Based on this observation, RINSE designs a suite of smoothness-based quantitative metrics that extract quality signals directly from raw trajectory data, automatically ranking and filtering demonstrations. This process requires no training of any policy model and no manual annotation, achieving a truly plug-and-play data filtering solution.

The technical advantages of this method can be summarized as follows:

• Zero training cost: Quality assessment is based solely on the geometric and dynamic characteristics of trajectories themselves, eliminating the need to embed policy training into the filtering loop
• No manual intervention required: Automated metric computation replaces time-consuming expert annotation
• High scalability: Suitable for large-scale datasets, with filtering efficiency that does not degrade significantly as data volume grows
• Strong generalizability: Smoothness as a quality proxy metric is applicable across different tasks and manipulation platforms

Technical Significance and Industry Impact

This research addresses a fundamental yet often overlooked topic in the imitation learning field — the "data-centric" learning paradigm. In recent years, from large language models to robot policy learning, both academia and industry have increasingly recognized that while advances in model architecture are important, data quality is often the key factor determining final performance.

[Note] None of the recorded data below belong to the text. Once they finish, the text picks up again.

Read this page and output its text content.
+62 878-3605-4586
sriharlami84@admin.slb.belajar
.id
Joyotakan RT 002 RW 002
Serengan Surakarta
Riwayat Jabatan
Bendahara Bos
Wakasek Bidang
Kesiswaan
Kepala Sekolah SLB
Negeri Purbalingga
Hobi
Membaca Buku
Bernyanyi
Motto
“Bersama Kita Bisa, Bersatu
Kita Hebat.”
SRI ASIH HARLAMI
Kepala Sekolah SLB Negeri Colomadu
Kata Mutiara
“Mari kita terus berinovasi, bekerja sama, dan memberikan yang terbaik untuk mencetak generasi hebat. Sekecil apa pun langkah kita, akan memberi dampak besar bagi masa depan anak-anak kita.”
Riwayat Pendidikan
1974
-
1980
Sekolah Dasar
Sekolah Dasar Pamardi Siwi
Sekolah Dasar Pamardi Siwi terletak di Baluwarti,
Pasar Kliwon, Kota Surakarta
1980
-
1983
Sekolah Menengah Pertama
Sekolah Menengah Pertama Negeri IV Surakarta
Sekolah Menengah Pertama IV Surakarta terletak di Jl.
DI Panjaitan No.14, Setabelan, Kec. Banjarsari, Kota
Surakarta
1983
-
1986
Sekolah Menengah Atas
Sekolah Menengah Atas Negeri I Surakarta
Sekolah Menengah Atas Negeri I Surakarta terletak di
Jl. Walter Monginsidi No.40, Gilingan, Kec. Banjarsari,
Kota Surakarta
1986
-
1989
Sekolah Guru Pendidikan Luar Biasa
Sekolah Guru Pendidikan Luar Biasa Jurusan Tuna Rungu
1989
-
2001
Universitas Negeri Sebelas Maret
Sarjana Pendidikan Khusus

In specific robotic manipulation scenarios, RINSE's practical value is particularly prominent. As large-scale robot data collection projects such as Open X-Embodiment advance, efficiently filtering high-quality samples from massive but unevenly quality demonstration datasets has become a critical bottleneck constraining the development of robot foundation models. The lightweight filtering solution provided by RINSE fills precisely this gap in the toolchain.

Furthermore, the introduction of smoothness metrics provides an interpretable dimension for data quality assessment. Compared to quality evaluation methods that rely on black-box models, filtering based on physically meaningful smoothness features is more readily accepted and verified in engineering practice.

Future Outlook

Although RINSE demonstrates significant methodological advantages, whether smoothness metrics can cover all dimensions of data quality issues remains worth exploring. For example, certain tasks may inherently require fast, non-smooth motion patterns, in which case the correlation between smoothness and quality may weaken. Future research may need to combine multi-dimensional quality signals — including task completion rates, safety metrics, and more — to build a more comprehensive data evaluation system.

From a broader perspective, this work represents an important step in the robot learning field's transition from "model-centric" to "data-centric" approaches. As more efficient data filtering tools emerge, there is good reason to expect that next-generation robot policies will achieve qualitative leaps built on more refined data foundations.